Wrongly imprisoned, Donald Gates adjusts to freedom after 28 years
Saturday, January 9, 2010
KNOX COUNTY, TENN. -- It's a little after 3 a.m., and Donald Gates bolts upright from what he had hoped would be a normal night's sleep on his brother-in-law's sofa.
But the anxious thoughts racing through his mind won't allow him much rest. Don't sleep for long, he tells himself, or you'll wake up back in prison.
"It's like, man, that cage is still there," he says. "Just waiting."
It has been nearly a month since a D.C. Superior Court judge's legal assistant faxed a notice to a Tucson, Ariz., prison warden that vacated Gates's sentence and allowed him to walk free after 28 years behind bars. DNA tests on a tiny sample of evidence found at the District's medical examiner's office confirmed what Gates had been saying all along: He's innocent.
Now, Gates says, comes the hard part. He hasn't really had the time to be too happy about his release or bitter about his incarceration. His energy is too focused on the struggle to get back on his feet with no money, no job and a family he doesn't know very well anymore. The world has changed dramatically since 1982, when an FBI forensic analyst and a convicted felon-turned-informant both wrongly testified that Gates, then 30, raped and killed a Georgetown University student in Rock Creek Park on June 22, 1981.
For Gates, everything is smaller and more compact. Large computers and rotary phones have been replaced with handheld, push-button devices. Boxy Cadillacs and Buicks have been replaced with SUVs and compact cars. And those bulky, heavy television sets that were the biggest pieces of furniture in a room have morphed into sleeker models mounted on a wall.
"Things are very different now, and I have to get used to it. It's strange. But if feels so good. Man, it feels very good." With that, Gates fell against the back of his chair and let out a laugh that seemed to come from his toes.
At 58, Gates's belly laugh is one of the few signs of youth that remain. He walks slightly bent from the arthritis in his knees. His eyebrows are mixed with gray. He keeps his head clean-shaven now (his hair started falling out two years into his sentence). He has trouble seeing through his 1980s-style, prison-issued bifocals because the prescription is so old.
But the biggest adjustment is in his head.

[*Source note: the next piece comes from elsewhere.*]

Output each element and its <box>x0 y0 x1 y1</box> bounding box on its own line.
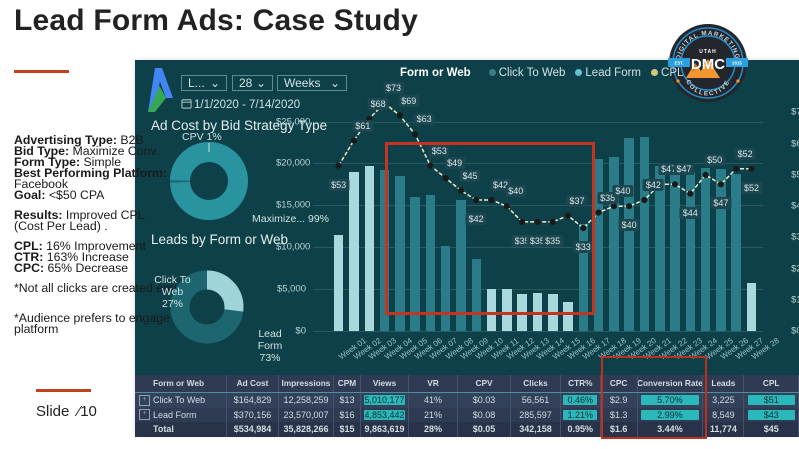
svg-text:2015: 2015 <box>732 61 742 66</box>
svg-text:UTAH: UTAH <box>699 49 717 55</box>
svg-text:DMC: DMC <box>691 56 725 73</box>
svg-text:EST.: EST. <box>674 61 683 66</box>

Locked away with murderers and hardened drug dealers, Gates learned to watch his back as inmates stabbed each other over a TV program or the last can of soda. And now, even in this slow Tennessee mountain town, it's hard for him to shed those survival instincts.
At a local restaurant, where the hostess greets diners with a smile and offers sweetened tea, Gates quickly looked over his shoulder anytime someone walked next to him or approached from behind. Whenever he walks into a room, his eyes scan each face, and he pinpoints the nearest exit.
"It's getting better," he said. "And I'm doing it less and less."
Mistakes were made
Gates wants to focus on today and tomorrow, he said. The first order of business is learning to drive again so he can get a license. He hopes to get off his brother-in-law's couch and into his own apartment. Then maybe he'll sell or manage real estate.